There are easy reforms the federal authorities can take to handle this concern, and set the stage for added motion to restrict what industrial insurers pay for care in these circumstances and in the end transfer in direction of web site impartial funds, as we’re seeing in Medicare. These reforms embody requiring that every separate facility or workplace the place care is supplied, like a hospital off-campus division, purchase a novel nationwide supplier identifier or NPI and that each the hospital and all well being care practitioners embody this NPI on their claims for any care they supply there. This may give insurers, in addition to regulators and policymakers counting on claims knowledge, a significantly better sense of who’s charging outpatient facility charges and after they’re charging them and take applicable motion. Extra broadly, it could additionally enable insurers to higher tailor different reimbursement selections primarily based on the placement of care, contemplating components like high quality and value.
Let’s not be naïve about how far relying solely on non-public insurers to include prices will get us, nonetheless. They, too, have consolidated horizontally and vertically, and it’s typically of their curiosity to not pushback strongly towards supplier costs. This can be as a result of the suppliers charging the best charges are thought of “must-have” suppliers for his or her networks, or these suppliers have demanded that the insurer embody anticompetitive clauses of their contracts. However the main insurers even have little incentive to make use of what negotiating energy they do have.
It is a specific drawback within the employer-sponsored insurance coverage market, nearly all of which is insured by self-funded well being plans with the most important insurers serving as third-party directors (or TPAs). On this function, the insurers have little incentive to barter aggressive supplier reimbursement charges as a result of their relative market energy and data monopoly vis-à-vis employers. What’s extra, employer contracts with TPAs and pharmacy profit managers (or PBMs) are sometimes rife with hidden charges and overpayments, whereas the consultants and brokers employers rent to assist prepare their contracts are taking in large commissions.
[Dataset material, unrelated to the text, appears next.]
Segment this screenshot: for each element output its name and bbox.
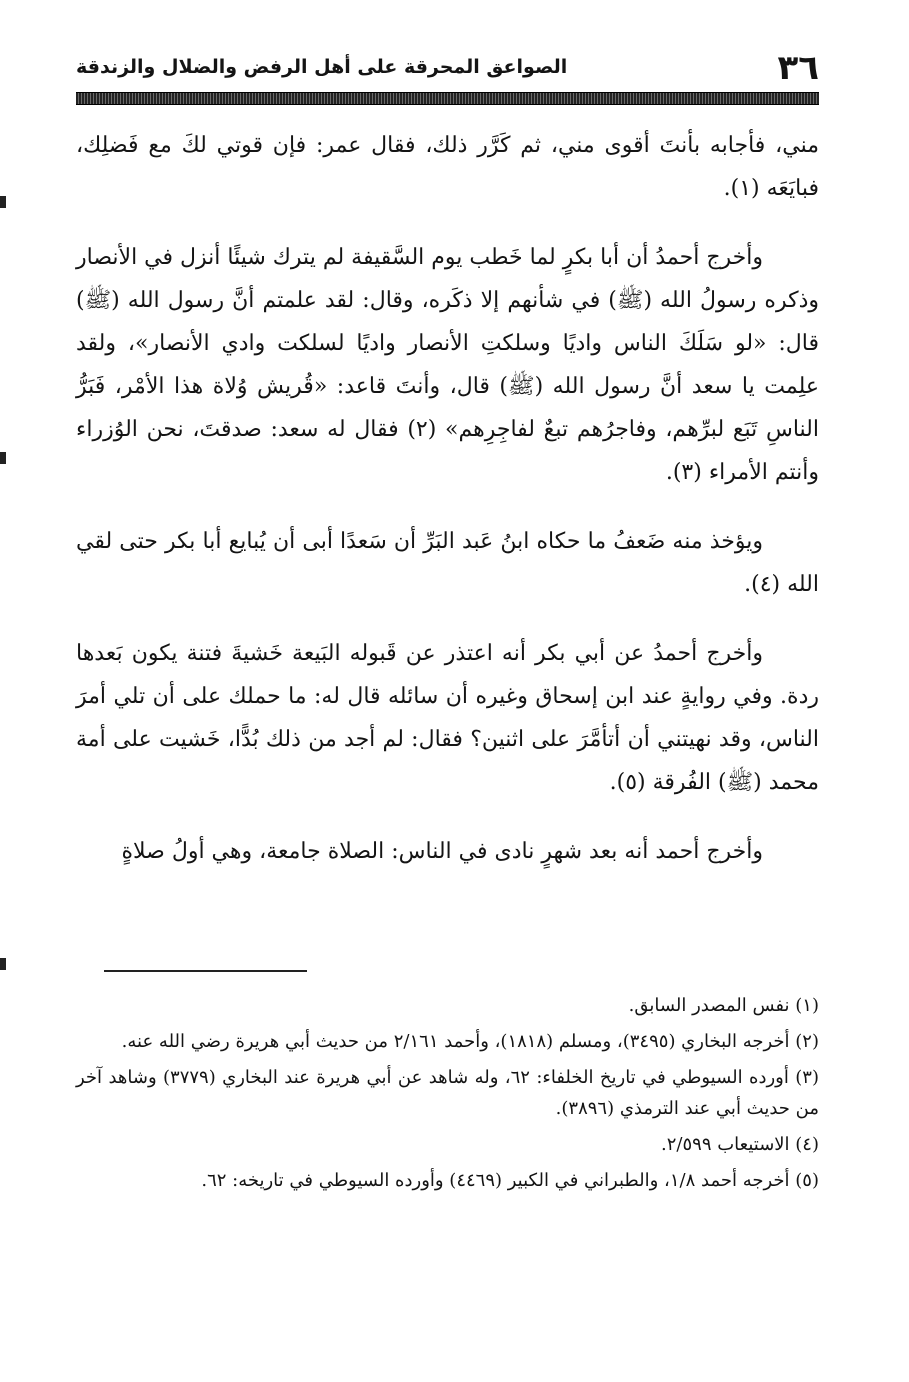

That is all taking place even supposing employers, as plan sponsors, have a authorized responsibility underneath ERISA to behave solely within the curiosity of plan members and to make sure they’re paying affordable compensation to service suppliers, and no extra. Fortunately, the employer group is beginning to awaken to those issues, due largely to latest efforts by Congress and the Government Department to carry extra transparency to our well being care system.
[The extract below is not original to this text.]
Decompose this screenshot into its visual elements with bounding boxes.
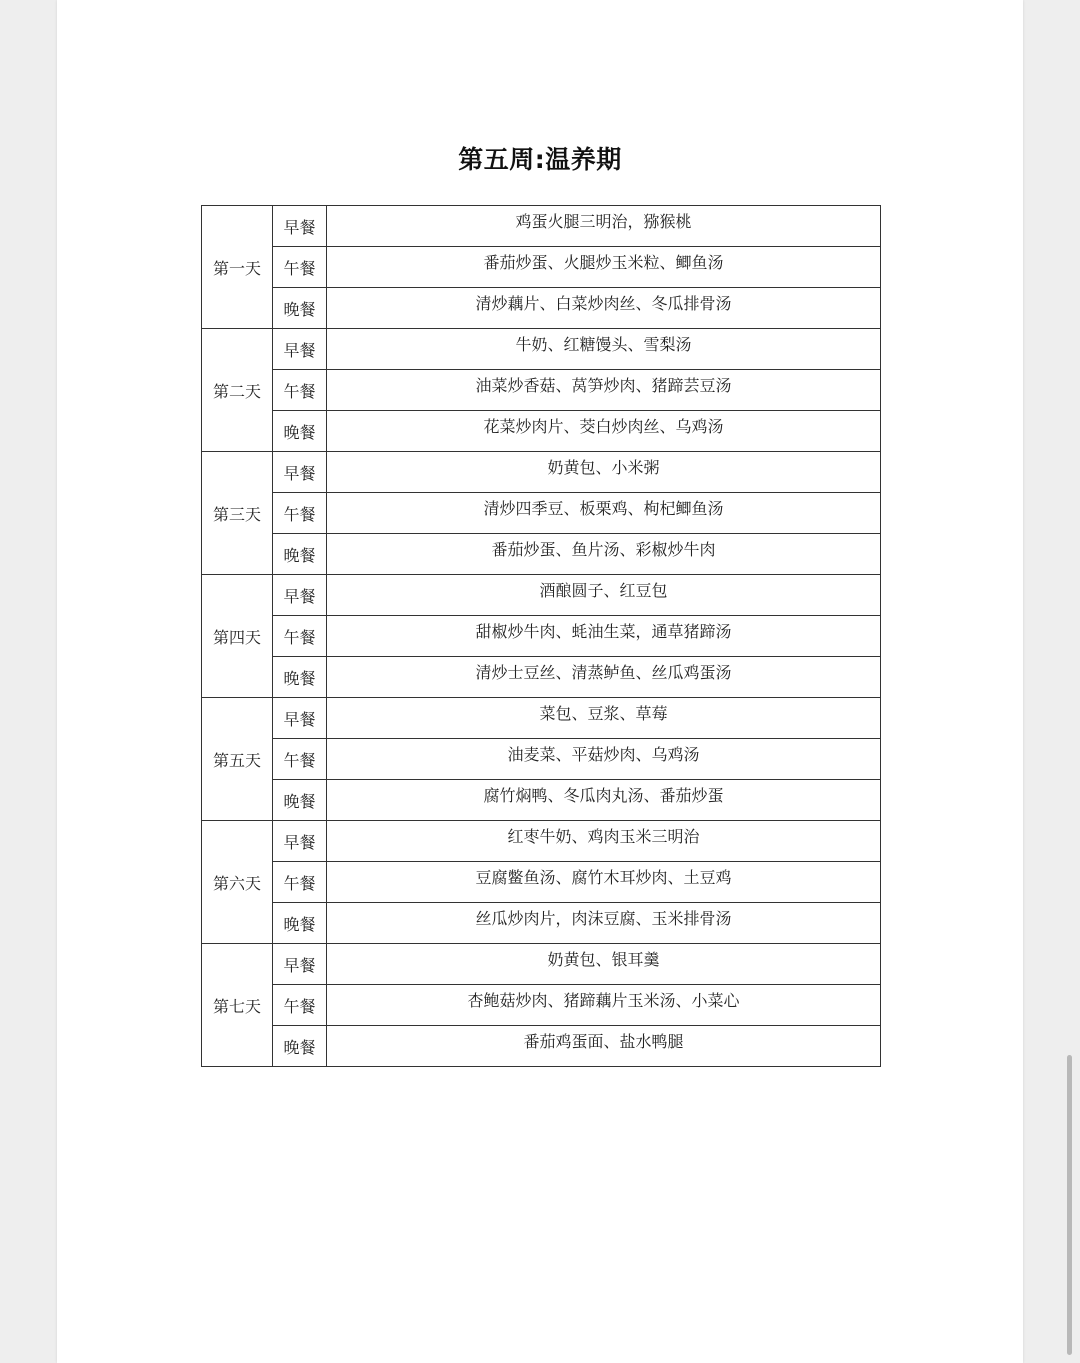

However extra nonetheless must be performed to offer employers the data they should grow to be extra prudent purchasers on this system. This consists of codifying and strengthening federal worth transparency guidelines; revisiting the Consolidated Appropriation Act’s ban on gag clauses; and clarifying and increasing service supplier disclosure necessities. Given their crucial function and energy within the system, it’s also value exploring whether or not entities like TPAs and PBMs themselves must be handled as plan fiduciaries when performing features the place it’s extra vital that they act in the very best curiosity of plan members than their very own enterprise pursuits.
Thanks on your time. I welcome your questions.
You’ll be able to learn Ms. Monahan’s full testimony here. A webcast of her testimony is obtainable here.